Ylitalo P, Ruosteenoja R, Leskinen O, Metsä-Ketelä T

出版信息

Eur J Clin Pharmacol. 1983;25(6):791-5. doi: 10.1007/BF00542522.

Abstract

The pharmacokinetics and development of antinuclear antibodies (ANAs) during procainamide (PA) therapy were studied in 35 patients with ventricular arrhythmias. Sixteen of the subjects were rapid and 19 were slow acetylators. Twenty-six of them (13 rapid and 13 slow acetylators) received PA therapy (2.4g sustained-release PA X HCl daily in three doses) for at least 16 weeks. On maintenance therapy, rapid acetylators had insignificantly lower serum PA concentrations and slightly higher N-acetylprocainamide (NAPA) concentrations than slow acetylators. The unchanged PA fraction (PA/PA + NAPA) in the rapid acetylators was somewhat lower than in the slow acetylators. Rapid acetylators excreted more NAPA in urine than did slow acetylators (p less than 0.05), whereas the difference in PA excretion was not significant. More than 80% of the given drug was excreted as PA and NAPA. Spontaneous or exercise-induced arrhythmias were recorded in 6 rapid and 8 slow acetylators. ANAs (titre at least 20) appeared in 6 rapid and 8 slow acetylators.
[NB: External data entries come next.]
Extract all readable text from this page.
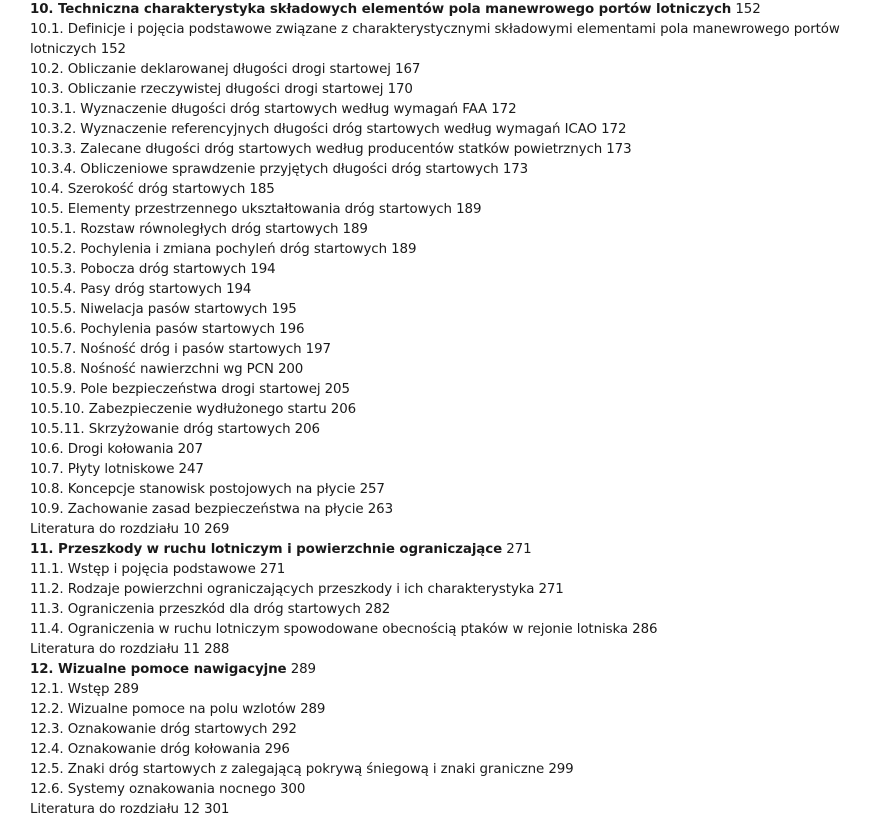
10. Techniczna charakterystyka składowych elementów pola manewrowego portów lotniczych 152
10.1. Definicje i pojęcia podstawowe związane z charakterystycznymi składowymi elementami pola manewrowego portów lotniczych 152
10.2. Obliczanie deklarowanej długości drogi startowej 167
10.3. Obliczanie rzeczywistej długości drogi startowej 170
10.3.1. Wyznaczenie długości dróg startowych według wymagań FAA 172
10.3.2. Wyznaczenie referencyjnych długości dróg startowych według wymagań ICAO 172
10.3.3. Zalecane długości dróg startowych według producentów statków powietrznych 173
10.3.4. Obliczeniowe sprawdzenie przyjętych długości dróg startowych 173
10.4. Szerokość dróg startowych 185
10.5. Elementy przestrzennego ukształtowania dróg startowych 189
10.5.1. Rozstaw równoległych dróg startowych 189
10.5.2. Pochylenia i zmiana pochyleń dróg startowych 189
10.5.3. Pobocza dróg startowych 194
10.5.4. Pasy dróg startowych 194
10.5.5. Niwelacja pasów startowych 195
10.5.6. Pochylenia pasów startowych 196
10.5.7. Nośność dróg i pasów startowych 197
10.5.8. Nośność nawierzchni wg PCN 200
10.5.9. Pole bezpieczeństwa drogi startowej 205
10.5.10. Zabezpieczenie wydłużonego startu 206
10.5.11. Skrzyżowanie dróg startowych 206
10.6. Drogi kołowania 207
10.7. Płyty lotniskowe 247
10.8. Koncepcje stanowisk postojowych na płycie 257
10.9. Zachowanie zasad bezpieczeństwa na płycie 263
Literatura do rozdziału 10 269
11. Przeszkody w ruchu lotniczym i powierzchnie ograniczające 271
11.1. Wstęp i pojęcia podstawowe 271
11.2. Rodzaje powierzchni ograniczających przeszkody i ich charakterystyka 271
11.3. Ograniczenia przeszkód dla dróg startowych 282
11.4. Ograniczenia w ruchu lotniczym spowodowane obecnością ptaków w rejonie lotniska 286
Literatura do rozdziału 11 288
12. Wizualne pomoce nawigacyjne 289
12.1. Wstęp 289
12.2. Wizualne pomoce na polu wzlotów 289
12.3. Oznakowanie dróg startowych 292
12.4. Oznakowanie dróg kołowania 296
12.5. Znaki dróg startowych z zalegającą pokrywą śniegową i znaki graniczne 299
12.6. Systemy oznakowania nocnego 300
Literatura do rozdziału 12 301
The mean time until ANA development in rapid acetylators was only marginally longer than in slow acetylators. The results suggest that acetylation phenotyping is not of great significance in predicting the development of ANAs during PA therapy.

摘要

对35例室性心律失常患者进行了普鲁卡因胺(PA)治疗期间的药代动力学及抗核抗体(ANA)产生情况的研究。其中16例为快乙酰化者,19例为慢乙酰化者。26例患者(13例快乙酰化者和13例慢乙酰化者)接受PA治疗(每日2.4g缓释PA盐酸盐,分三次服用)至少16周。在维持治疗阶段,快乙酰化者的血清PA浓度略低于慢乙酰化者,N - 乙酰普鲁卡因胺(NAPA)浓度略高于慢乙酰化者。快乙酰化者中未变化的PA比例(PA/PA + NAPA)略低于慢乙酰化者。快乙酰化者尿中排泄的NAPA比慢乙酰化者多(p < 0.05),而PA排泄的差异不显著。超过80%的给药药物以PA和NAPA形式排泄。6例快乙酰化者和8例慢乙酰化者记录到自发性或运动诱发的心律失常。6例快乙酰化者和8例慢乙酰化者出现ANA(滴度至少为20)。快乙酰化者ANA产生的平均时间仅比慢乙酰化者略长。结果表明,乙酰化表型在预测PA治疗期间ANA的产生方面意义不大。